The doctor said it was a flesh wound that hadn’t reached his bone, thank goodness. They cleaned it up and dressed it rather dramatically with gauze and bandage.

We got home an hour later. Muna and her friends welcomed him with ululations and dance, he seemed like a wounded general returning home from a war bravely fought. No sooner had we set him down than he was back outside playing as though nothing had happened.

He’s better now, thanks for asking. The nail is intact. The flesh of the crater wound grew back and sealed itself shut. The young man is now aware not to get anywhere near the hinges of a door. But that exaggerated story is not the story. This is the story.

Own people

For a long time, I’ve believed that babies are just babies: that a boy baby is the same as a girl baby. That a daughter will be raised in – more or less – the same way a son will. 

I have also been big on individuality. That children are their own people – they have their own individual personalities, preferences and perspectives. That our duty as their parents and caregivers is to guide them on that journey into themselves and empower them with the confidence to embrace their individuality no matter what.

I’m here to tell you that being the mother to a boy child has schooled me. I confess I knew nothing. My parenting views were limited. My distaste for gender stereotypes was misinformed.

Here’s what I know now: Boys are different from girls – you cannot raise your son in the same you would raise your daughter. A woman cannot raise a boy to be a man. The world out there also engages differently with femininity and masculinity.

How I handled Njeeh after that finger accident is very different from how his father handled him. In fact, if you ask GB to tell you this story, he’ll tell it in one summarised sentence, a downplayed version that shows you just how different men and women perceive situations.

Our house help, a seasoned mum of two boys, told me that yes, raising boys is far different. She said in Kiswahili, ‘Njeeh is a man.’ The profundity of that simple statement startled me.

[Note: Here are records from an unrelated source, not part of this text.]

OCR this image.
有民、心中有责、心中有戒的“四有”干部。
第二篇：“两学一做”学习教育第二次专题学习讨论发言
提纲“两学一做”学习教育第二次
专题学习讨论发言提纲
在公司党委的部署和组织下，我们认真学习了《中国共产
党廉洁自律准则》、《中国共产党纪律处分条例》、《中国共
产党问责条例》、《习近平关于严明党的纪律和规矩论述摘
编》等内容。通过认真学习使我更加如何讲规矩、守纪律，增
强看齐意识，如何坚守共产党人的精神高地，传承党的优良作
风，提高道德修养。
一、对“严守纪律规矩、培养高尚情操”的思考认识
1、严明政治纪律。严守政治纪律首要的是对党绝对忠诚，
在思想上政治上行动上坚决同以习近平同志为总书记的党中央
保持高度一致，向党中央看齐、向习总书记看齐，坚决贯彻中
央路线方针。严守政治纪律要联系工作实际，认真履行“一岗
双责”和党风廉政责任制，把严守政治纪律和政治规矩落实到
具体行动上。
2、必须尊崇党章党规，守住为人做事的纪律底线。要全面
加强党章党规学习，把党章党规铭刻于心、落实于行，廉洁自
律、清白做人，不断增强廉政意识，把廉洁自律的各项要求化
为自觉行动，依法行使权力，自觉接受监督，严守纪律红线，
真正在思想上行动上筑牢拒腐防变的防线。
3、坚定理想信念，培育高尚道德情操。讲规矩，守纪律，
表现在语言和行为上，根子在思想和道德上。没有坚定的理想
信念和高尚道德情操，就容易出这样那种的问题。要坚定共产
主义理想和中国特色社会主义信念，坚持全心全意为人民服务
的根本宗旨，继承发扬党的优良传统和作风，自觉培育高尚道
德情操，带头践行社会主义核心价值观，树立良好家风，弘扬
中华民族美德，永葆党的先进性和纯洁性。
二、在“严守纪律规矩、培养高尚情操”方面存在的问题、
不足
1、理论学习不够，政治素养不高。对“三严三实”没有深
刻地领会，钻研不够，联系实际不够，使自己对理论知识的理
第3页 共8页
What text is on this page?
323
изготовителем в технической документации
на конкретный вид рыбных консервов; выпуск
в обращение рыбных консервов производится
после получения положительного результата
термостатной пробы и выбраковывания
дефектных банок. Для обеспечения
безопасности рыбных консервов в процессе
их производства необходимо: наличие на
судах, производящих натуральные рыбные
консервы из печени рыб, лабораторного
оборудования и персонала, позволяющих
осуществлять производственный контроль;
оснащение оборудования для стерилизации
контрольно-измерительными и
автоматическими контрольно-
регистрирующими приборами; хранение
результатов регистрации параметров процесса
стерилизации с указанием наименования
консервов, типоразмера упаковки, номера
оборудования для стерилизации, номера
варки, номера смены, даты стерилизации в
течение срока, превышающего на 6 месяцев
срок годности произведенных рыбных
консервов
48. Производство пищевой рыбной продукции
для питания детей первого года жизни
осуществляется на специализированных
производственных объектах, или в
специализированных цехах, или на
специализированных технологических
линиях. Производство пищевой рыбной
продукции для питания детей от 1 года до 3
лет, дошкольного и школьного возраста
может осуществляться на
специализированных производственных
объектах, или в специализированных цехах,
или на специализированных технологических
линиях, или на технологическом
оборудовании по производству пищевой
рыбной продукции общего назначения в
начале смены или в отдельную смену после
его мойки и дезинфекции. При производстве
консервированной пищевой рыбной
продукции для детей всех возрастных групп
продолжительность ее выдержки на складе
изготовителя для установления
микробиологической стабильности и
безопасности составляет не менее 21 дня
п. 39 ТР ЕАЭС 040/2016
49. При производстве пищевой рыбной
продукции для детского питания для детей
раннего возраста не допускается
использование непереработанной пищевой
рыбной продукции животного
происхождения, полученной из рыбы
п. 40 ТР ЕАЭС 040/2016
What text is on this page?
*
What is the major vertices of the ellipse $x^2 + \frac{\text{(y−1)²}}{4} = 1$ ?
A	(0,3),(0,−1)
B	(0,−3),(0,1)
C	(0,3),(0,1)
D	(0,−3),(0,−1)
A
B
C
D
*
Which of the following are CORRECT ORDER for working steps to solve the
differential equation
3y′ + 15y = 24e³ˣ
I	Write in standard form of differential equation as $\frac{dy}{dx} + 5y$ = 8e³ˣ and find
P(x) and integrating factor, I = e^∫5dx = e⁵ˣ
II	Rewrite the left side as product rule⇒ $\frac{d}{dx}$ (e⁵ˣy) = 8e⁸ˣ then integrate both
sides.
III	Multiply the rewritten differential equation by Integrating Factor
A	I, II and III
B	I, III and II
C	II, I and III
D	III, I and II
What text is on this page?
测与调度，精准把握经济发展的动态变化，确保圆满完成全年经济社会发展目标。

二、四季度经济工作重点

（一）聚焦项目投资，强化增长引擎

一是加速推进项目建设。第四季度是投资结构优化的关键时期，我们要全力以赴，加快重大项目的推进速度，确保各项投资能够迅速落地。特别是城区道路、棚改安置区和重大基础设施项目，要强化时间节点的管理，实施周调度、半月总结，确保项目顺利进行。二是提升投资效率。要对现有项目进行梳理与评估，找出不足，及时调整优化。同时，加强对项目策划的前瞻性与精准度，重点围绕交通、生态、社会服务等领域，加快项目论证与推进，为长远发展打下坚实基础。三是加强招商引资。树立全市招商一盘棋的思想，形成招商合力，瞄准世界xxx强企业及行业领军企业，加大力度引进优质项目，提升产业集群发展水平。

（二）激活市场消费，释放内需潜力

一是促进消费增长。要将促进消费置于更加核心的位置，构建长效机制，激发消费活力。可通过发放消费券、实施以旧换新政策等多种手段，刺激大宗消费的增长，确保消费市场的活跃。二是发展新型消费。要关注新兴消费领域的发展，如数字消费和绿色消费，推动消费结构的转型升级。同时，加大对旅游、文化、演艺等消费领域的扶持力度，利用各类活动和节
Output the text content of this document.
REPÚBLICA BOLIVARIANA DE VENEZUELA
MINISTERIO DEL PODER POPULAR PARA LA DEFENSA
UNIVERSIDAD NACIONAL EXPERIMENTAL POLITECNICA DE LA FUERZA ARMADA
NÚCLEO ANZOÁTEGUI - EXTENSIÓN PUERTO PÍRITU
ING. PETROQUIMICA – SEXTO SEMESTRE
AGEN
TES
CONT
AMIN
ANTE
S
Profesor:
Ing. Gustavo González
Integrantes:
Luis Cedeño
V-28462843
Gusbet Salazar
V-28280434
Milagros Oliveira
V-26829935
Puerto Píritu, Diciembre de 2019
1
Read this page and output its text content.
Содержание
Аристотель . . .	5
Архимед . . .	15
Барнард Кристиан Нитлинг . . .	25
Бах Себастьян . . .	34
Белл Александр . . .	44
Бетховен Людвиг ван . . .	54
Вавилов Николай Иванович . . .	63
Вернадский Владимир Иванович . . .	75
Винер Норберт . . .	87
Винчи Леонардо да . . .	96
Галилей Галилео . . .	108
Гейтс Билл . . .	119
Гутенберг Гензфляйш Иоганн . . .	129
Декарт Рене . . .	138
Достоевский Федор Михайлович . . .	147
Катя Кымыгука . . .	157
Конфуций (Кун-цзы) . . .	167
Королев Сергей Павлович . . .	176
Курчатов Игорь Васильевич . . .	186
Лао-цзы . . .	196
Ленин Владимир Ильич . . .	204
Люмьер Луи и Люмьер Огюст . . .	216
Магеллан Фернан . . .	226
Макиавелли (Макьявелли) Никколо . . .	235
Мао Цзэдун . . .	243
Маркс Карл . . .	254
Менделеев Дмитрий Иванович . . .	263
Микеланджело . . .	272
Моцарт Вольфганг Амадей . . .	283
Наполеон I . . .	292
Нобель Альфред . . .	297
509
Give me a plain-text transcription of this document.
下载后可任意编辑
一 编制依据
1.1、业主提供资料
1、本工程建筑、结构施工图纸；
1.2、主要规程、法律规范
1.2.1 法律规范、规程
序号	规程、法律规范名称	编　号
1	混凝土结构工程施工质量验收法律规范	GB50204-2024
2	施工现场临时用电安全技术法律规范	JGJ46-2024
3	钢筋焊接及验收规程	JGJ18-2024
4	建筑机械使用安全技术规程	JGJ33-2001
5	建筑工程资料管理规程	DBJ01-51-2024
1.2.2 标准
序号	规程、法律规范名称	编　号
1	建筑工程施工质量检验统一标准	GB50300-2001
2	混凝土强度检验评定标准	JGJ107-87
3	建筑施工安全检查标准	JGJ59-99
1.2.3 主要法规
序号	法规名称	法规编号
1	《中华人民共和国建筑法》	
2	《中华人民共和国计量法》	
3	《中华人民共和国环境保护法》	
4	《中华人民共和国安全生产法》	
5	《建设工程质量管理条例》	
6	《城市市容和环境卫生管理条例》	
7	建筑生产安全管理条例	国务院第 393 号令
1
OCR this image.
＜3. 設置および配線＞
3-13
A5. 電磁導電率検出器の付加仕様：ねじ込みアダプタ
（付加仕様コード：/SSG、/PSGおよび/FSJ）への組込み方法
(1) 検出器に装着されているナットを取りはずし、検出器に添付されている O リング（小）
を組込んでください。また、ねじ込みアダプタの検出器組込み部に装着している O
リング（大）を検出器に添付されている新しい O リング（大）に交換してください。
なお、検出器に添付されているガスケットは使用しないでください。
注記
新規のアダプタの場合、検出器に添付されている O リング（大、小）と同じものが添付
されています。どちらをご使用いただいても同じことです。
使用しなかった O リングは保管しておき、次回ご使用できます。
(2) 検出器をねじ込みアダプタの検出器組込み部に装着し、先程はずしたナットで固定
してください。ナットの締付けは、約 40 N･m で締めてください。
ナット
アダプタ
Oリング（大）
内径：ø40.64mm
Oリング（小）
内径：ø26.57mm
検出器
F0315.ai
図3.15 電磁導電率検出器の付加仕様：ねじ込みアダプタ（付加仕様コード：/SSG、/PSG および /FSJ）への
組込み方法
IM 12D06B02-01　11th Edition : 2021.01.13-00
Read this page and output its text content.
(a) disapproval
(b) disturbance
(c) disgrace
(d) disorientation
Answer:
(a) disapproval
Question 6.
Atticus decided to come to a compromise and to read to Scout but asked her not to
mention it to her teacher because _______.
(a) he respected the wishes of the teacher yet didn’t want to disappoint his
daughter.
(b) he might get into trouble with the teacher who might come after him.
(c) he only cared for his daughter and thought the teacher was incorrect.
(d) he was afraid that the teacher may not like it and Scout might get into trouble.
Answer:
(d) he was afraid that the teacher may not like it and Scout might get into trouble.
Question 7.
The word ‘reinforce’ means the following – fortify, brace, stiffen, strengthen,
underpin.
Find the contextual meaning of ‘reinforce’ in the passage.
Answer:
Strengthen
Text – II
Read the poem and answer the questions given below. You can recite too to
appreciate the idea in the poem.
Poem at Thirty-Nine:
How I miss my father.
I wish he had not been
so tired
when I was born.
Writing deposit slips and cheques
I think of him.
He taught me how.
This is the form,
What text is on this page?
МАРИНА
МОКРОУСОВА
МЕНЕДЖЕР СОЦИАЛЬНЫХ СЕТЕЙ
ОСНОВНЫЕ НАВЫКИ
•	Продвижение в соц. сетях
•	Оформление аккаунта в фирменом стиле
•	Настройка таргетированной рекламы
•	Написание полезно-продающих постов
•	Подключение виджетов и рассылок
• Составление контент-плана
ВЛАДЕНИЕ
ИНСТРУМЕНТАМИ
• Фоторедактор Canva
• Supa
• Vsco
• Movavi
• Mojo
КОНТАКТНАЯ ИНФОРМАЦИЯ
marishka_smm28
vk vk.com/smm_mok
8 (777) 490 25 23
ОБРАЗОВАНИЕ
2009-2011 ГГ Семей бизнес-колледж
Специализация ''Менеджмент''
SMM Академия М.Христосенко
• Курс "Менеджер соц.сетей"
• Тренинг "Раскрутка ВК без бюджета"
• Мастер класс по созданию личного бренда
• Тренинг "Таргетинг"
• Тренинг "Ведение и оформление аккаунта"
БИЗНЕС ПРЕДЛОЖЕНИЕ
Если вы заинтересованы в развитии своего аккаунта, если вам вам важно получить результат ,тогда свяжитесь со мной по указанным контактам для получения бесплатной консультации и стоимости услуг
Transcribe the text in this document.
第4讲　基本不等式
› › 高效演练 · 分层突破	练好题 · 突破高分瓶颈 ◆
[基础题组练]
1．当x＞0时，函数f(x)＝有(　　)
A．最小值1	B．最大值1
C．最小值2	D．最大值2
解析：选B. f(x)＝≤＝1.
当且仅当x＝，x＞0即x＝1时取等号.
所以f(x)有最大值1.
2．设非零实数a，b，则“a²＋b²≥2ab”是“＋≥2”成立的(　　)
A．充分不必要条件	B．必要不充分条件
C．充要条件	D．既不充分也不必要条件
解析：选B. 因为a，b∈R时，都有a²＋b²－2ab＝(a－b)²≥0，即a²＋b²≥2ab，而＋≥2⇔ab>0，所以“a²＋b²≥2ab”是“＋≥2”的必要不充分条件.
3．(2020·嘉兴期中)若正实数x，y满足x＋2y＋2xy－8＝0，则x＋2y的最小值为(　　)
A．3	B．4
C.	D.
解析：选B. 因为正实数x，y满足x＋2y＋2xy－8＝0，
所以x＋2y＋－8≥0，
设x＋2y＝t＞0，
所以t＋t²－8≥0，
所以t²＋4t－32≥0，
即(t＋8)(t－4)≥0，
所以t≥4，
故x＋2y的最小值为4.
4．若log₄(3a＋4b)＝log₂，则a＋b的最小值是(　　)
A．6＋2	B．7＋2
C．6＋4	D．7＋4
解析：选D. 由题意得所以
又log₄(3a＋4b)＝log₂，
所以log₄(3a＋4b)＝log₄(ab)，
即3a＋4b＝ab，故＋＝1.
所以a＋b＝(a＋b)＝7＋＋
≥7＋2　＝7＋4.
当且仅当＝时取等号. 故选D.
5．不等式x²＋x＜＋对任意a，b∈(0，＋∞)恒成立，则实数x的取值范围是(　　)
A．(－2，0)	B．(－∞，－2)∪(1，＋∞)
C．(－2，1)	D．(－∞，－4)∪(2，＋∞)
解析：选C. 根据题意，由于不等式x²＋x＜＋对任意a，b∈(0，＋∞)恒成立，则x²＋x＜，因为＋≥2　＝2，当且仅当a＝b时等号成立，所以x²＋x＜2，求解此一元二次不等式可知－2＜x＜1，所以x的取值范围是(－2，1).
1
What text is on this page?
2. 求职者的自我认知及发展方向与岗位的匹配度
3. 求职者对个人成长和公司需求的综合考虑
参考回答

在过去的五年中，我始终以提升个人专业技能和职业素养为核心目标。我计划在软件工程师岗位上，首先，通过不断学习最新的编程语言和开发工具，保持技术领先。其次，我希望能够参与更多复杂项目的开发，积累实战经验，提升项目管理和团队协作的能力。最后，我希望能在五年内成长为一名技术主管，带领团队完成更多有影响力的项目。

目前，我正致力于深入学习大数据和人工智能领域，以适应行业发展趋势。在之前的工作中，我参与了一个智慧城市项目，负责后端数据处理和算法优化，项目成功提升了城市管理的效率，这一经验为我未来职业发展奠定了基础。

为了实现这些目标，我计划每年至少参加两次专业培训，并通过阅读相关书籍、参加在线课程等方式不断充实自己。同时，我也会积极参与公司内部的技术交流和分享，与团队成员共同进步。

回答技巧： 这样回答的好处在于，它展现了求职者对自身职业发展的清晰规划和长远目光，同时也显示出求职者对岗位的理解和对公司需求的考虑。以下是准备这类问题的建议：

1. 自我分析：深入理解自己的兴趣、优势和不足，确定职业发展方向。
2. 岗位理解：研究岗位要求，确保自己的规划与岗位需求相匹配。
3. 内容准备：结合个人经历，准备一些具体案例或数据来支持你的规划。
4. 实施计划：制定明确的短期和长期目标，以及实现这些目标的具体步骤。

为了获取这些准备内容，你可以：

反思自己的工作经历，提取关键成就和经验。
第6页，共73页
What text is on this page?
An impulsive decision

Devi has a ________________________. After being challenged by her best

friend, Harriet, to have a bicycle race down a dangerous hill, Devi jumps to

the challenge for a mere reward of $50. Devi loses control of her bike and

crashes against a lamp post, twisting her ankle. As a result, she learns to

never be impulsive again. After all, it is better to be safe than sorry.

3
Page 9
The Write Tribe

Since then, I’ve made some fascinating observations from our son’s male gender: He likes to play with toy cars but not with dolls, teddy bears and kitchen stuff: if you spread out all the toys from the toy box, all the toys we’ve bought him and the hand-me-downs from Muna, he’ll play with his cars and Legos, he’ll even build cars out of these blocks. And make the vroom vroom peep-peep animated sounds when playing.

When we’re hosting guests in our home, he’ll go where GB and the other men are sitting. Njeeh doesn’t care much for clothes and shoes – he doesn’t have a favourite t-shirt in his favourite colour or his go-to pair of lucky pants. He’ll be content in whatever you dress him in, even if it has holes.

I know he loves me from the way he softens around me, he lets me coddle and cuddle him. My greatest duty as his mother – as the leading woman in his life – is to learn how to communicate my love and care for him in a way that he, as a little man, will understand. Question is, how?